Notes tells several stories simultaneously. The narrative closest to the surface is about  young men getting involved in a situation that they can’t handle. But this is also a tale about the impact of war on the lives of those who are simply trying to survive in its midst. Gipi shows us a society divided between predators and prey. The people shown in Notes are either the gangs preying upon the cities, the anonymous hustlers thriving on the collapse of the social order, or those who are conspicuous by their absence. After completing Notes, it also seems that there is a narrative lurking in the background that Gipi refuses to tell, opting to only express it through oblique references. One imagines that for an artist less concerned with the fate of wasted youth, the focus of Notes could easily have been Felix, the minor gang boss that acts as a mentor to the three youths. But that is one of Gipi’s strengths. He refuses to tell every aspect of the story, to fill in all of the blanks for the reader.

The war changes the characters, and provides an opportunity for transformation. For Giuliano, the war provides an excuse for him to abandon his life. His village is severely damaged by the war, and now he is living in a world that he had only experienced through computer games. The question he faces is whether he has the skills to survive in this new world. However, for almost everyone else, the war reveals their true selves. Little Killer starts off as a kid who is trouble, the kind who starts fights, and gets suspended from school.

Killer

One envisions Stefano as the type who is both charismatic and psychotic enough to be a gang leader. But the story reveals Stefano’s hidden nature, his need for guidance, as he becomes, in the end, a willing flunky for Felix. Although Stefano and Giuliano view the other as a polar opposite, Christian is really the antithesis of both. He has neither the options of Giuliano, nor the will of Stefano, and in many ways, his story is the most tragic in this tale. He represents the masses who see conflict as an opportunity to rise above their station, without fully understanding the sacrifices that are necessary to do so. He is the true innocent of this tale, lacking the viciousness of Stefano or the self-awareness of Giuliano.

In the end, Notes is a morality play that centers around three choices that need to be made in the midst of a crumbling society. Should you bind yourself to the old society or ally yourself with the new? Will you ally yourself with the predators or the prey? Should you remain passive or take an active role in the conflict? The first two questions offer the possibility, however slim, that you can change your mind, or at the very least, pretend that no choice was made. Once you are in the front lines of a conflict, there is no turning back.

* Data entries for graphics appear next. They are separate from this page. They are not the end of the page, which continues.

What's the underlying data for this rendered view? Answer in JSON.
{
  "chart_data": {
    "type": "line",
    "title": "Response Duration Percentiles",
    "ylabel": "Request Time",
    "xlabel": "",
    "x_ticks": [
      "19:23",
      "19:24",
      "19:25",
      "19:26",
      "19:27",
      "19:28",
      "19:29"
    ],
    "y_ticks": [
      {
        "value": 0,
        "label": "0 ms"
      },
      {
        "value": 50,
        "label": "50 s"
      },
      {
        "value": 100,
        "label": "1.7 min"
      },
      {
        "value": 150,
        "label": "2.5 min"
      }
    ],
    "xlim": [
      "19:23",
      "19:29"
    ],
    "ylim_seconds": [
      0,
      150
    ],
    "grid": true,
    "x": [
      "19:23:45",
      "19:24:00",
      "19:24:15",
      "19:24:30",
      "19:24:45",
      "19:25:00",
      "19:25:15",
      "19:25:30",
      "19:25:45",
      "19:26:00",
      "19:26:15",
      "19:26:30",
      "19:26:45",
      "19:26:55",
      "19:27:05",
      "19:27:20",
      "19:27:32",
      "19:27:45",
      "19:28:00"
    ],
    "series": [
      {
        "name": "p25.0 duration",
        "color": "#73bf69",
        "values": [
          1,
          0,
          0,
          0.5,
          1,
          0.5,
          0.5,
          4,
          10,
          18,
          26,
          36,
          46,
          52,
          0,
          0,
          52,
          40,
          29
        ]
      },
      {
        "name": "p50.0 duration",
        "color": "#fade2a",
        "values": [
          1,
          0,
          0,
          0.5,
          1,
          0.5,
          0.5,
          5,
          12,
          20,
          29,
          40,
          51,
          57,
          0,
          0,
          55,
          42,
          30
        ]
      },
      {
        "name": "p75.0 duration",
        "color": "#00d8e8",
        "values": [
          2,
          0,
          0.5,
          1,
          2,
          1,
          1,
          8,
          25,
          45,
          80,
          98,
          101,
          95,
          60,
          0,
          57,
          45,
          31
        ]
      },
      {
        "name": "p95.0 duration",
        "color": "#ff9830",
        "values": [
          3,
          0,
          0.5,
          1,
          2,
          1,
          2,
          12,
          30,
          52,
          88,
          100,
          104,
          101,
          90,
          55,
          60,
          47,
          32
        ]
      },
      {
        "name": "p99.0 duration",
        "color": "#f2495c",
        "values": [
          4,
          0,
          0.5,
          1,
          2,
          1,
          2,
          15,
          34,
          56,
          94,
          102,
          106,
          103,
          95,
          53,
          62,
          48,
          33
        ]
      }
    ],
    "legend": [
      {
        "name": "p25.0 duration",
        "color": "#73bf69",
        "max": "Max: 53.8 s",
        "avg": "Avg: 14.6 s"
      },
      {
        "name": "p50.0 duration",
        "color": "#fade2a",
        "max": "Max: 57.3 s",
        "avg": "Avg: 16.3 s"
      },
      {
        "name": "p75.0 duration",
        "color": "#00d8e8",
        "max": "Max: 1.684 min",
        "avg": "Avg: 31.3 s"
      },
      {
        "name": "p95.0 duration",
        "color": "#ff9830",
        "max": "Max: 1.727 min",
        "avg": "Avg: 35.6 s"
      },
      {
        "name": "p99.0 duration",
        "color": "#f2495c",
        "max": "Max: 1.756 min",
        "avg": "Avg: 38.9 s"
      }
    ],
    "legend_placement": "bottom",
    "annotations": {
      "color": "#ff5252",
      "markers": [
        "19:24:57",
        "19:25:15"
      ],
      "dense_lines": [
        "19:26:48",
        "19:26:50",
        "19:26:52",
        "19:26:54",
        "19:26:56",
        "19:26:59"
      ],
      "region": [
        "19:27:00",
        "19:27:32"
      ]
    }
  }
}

Giuliano seems to be the only character that sees this. Haunted by nightmares of his friends, who mock him for his status, and by memories of a life unmarked by tragedy, he knows that the choices that he makes limit his future options. For his friends, those limited options are the only ones that they see. In the afterword, Alexis Siegel notes the significance of the dreams in which Stefano and Christian are headless and interchangeable. Siegel links the dreams to Giuliano’s refusal to “stop thinking for himself” as well as his potential for introspection, something that the other two lack. I think it signifies their absence, that on some level, they embraced their fate the moment they left San Donato. Note that in the dream sequence, nothing was left of the two but their clothes and indistinct hands. In some ways, they were already ghosts to him.